At times, you may need additional tools to deal with your emotions. Professionals, such as therapists or behavior psychologists, may be able to help you put things in perspective. They can also help you develop coping skills, including relaxation techniques.
Joining a support group (Scleroderma Foundation at http://www.scleroderma.org), where you can share experiences and feelings with other people, is often a good approach. Ask your doctor what support groups are available in your community.
Systemic scleroderma monitoring
Monitoring of progress and treatment response is vital in systemic scleroderma.
Skin
The skin is usually monitored clinically using the modified Rodnan Skin Score, which gives an indication of the extent and severity of the cutaneous scleroderma, which also reflects the severity and risk of internal organ involvement.
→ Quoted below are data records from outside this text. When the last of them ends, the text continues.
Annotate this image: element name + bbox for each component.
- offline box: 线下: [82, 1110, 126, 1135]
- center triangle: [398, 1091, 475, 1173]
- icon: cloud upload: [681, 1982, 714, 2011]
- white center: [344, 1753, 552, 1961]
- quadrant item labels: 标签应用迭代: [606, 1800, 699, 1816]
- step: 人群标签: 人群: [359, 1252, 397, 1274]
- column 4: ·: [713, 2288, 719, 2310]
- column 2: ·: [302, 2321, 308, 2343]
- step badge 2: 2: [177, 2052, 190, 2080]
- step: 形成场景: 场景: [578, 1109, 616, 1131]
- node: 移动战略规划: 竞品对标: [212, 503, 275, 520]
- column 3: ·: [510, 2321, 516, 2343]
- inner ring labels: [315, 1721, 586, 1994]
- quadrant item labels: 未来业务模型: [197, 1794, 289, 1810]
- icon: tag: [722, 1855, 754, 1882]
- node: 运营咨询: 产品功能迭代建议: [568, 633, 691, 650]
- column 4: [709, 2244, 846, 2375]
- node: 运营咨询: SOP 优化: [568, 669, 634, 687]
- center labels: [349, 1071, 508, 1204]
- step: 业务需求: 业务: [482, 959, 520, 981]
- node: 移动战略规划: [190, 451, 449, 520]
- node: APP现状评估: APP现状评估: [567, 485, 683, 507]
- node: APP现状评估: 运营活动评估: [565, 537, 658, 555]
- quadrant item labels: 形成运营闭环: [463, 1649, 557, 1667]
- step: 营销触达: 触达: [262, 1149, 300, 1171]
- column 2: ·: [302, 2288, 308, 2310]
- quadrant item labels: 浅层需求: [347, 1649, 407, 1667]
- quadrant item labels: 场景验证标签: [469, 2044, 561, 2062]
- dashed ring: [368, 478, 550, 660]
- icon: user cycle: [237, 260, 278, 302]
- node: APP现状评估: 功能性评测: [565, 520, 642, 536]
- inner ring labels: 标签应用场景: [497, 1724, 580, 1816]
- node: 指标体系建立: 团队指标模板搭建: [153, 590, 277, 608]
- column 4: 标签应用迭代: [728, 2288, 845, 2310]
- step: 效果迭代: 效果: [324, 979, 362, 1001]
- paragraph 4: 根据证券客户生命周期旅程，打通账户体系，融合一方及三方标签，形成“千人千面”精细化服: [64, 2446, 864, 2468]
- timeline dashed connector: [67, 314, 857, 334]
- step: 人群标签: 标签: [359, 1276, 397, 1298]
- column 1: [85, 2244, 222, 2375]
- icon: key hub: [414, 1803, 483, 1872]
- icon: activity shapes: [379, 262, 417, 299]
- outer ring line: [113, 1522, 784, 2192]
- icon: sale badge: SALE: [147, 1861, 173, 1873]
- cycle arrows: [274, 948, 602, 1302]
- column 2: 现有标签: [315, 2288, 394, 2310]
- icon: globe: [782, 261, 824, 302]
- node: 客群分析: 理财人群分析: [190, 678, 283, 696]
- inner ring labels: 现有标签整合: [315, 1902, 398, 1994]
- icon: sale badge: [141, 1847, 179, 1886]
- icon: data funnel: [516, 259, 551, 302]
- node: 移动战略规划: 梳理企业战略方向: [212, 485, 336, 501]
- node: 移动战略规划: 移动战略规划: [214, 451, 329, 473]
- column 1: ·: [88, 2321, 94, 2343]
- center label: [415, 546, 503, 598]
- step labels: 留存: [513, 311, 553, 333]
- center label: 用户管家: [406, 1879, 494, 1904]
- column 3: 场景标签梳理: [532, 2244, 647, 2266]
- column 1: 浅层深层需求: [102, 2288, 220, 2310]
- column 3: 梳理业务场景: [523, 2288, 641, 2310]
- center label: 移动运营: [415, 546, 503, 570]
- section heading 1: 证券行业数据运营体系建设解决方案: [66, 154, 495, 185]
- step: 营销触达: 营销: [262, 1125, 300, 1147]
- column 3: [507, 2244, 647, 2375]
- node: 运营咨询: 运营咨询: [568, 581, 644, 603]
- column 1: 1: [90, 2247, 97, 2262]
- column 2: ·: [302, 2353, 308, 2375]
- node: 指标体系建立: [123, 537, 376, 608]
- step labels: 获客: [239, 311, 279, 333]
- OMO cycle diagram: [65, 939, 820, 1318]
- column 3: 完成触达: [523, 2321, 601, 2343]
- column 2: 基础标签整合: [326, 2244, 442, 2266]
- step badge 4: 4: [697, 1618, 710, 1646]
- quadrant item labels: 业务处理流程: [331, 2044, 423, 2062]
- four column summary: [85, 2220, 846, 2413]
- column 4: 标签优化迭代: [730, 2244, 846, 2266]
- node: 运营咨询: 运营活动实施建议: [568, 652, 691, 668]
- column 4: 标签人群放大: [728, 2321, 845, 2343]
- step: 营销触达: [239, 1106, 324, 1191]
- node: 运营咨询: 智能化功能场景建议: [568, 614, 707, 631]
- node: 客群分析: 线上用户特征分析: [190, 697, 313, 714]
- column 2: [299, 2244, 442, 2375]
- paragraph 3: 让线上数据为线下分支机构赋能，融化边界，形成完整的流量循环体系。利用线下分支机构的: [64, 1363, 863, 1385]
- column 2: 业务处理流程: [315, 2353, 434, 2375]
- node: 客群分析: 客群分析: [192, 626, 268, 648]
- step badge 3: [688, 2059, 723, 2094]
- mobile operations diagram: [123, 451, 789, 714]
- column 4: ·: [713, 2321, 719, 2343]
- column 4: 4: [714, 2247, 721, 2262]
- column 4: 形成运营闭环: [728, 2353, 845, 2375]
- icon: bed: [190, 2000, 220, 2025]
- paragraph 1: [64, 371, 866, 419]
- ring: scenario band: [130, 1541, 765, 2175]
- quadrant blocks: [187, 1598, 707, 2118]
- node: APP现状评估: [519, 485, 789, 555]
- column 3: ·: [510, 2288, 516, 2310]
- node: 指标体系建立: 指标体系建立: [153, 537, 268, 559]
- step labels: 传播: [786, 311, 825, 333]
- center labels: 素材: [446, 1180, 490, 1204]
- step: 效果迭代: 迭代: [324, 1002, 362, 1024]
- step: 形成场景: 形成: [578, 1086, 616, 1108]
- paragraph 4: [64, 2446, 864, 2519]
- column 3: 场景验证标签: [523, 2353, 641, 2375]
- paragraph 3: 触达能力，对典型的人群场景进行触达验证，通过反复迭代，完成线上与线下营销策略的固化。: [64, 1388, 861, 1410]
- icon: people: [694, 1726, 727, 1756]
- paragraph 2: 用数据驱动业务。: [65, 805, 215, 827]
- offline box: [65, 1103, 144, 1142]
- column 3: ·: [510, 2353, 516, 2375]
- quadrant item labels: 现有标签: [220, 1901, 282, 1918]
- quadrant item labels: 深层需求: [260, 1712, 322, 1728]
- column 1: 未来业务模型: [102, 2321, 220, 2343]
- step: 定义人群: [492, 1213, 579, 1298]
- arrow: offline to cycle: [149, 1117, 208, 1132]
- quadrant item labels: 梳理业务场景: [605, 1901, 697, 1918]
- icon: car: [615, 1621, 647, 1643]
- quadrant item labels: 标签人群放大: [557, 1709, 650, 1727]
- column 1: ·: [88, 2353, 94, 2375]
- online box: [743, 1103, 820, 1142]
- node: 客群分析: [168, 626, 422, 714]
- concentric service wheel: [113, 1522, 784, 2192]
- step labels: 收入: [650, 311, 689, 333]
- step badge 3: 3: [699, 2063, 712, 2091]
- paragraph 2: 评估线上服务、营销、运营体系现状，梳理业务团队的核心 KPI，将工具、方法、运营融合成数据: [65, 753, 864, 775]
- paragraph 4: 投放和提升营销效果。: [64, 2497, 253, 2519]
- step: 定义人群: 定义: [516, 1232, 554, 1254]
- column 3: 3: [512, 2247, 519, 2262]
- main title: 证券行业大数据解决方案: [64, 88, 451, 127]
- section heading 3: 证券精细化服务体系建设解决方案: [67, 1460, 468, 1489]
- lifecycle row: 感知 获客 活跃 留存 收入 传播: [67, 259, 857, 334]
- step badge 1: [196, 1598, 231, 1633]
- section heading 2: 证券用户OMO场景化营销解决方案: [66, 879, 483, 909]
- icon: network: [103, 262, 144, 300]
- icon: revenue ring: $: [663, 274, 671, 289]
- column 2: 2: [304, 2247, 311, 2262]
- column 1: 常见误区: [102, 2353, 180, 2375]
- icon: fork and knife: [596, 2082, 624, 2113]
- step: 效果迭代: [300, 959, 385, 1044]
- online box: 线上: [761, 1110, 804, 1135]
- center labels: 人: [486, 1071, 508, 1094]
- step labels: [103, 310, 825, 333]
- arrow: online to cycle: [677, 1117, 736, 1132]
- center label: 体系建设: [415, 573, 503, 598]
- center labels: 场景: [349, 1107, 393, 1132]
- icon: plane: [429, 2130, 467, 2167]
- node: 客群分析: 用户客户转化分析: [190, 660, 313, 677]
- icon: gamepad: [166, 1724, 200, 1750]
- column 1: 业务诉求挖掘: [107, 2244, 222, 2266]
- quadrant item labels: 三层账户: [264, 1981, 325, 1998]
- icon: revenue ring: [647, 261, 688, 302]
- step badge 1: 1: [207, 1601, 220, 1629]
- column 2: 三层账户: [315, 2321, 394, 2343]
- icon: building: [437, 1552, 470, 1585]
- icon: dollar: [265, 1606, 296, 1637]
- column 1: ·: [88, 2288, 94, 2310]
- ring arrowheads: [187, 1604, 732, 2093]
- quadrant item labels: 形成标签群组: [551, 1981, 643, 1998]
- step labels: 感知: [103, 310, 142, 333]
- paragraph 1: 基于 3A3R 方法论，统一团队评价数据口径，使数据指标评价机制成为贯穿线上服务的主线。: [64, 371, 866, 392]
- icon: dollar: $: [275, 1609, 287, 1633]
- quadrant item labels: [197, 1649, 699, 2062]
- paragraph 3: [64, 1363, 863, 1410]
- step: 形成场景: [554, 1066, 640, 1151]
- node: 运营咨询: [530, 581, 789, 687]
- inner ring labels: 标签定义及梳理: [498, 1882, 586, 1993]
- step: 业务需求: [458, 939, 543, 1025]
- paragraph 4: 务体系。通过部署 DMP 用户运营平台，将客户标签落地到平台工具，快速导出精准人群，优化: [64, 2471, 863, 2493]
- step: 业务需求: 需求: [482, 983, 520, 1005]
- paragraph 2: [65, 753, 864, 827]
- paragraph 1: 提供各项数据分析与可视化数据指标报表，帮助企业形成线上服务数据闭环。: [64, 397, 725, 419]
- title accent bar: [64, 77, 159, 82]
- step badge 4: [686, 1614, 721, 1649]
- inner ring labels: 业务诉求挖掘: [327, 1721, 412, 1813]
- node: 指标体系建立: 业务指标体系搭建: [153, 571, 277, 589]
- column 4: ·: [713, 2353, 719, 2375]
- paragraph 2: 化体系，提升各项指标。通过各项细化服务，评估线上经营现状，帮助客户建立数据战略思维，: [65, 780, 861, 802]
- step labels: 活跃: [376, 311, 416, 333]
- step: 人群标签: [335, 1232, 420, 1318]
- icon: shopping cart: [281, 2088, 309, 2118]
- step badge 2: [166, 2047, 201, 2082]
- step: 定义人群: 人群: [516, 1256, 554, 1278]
- A score of 0 (normal skin) to 3 (skin not able to be pinched) is assigned for skin tightness for 17 body sites.
- The cumulative score is calculated out of a total of 51; severe skin involvement is defined by a score of > 20.
- A high modified Rodnan Skin Score is an independent risk factor for a poorer overall outcome.
Interlabial distance (mouth opening) can also be measured
Microstomia is defined as an inter-labial distance of less than 4.5 cm.
Internal organs
Routine annual screening for interstitial lung disease and pulmonary artery hypertension should include:
- Pulmonary function tests
- Transthoracic echocardiogram
- ECG
The DETECT score is a screening tool for pulmonary artery hypertension that uses pulmonary function tests (FVC and DLCO), serum urate, serum NTproBNP and other features to provide a predictive score. A right heart catheter may be indicated in some.
- High resolution CT scan may be used to characterize interstitial lung disease.
- Blood pressure and renal function monitor renal disease.
- Other organ monitoring is performed on an individualized basis, and can include cardiac MRI, esophageal manometry and gastrointestinal endoscopy.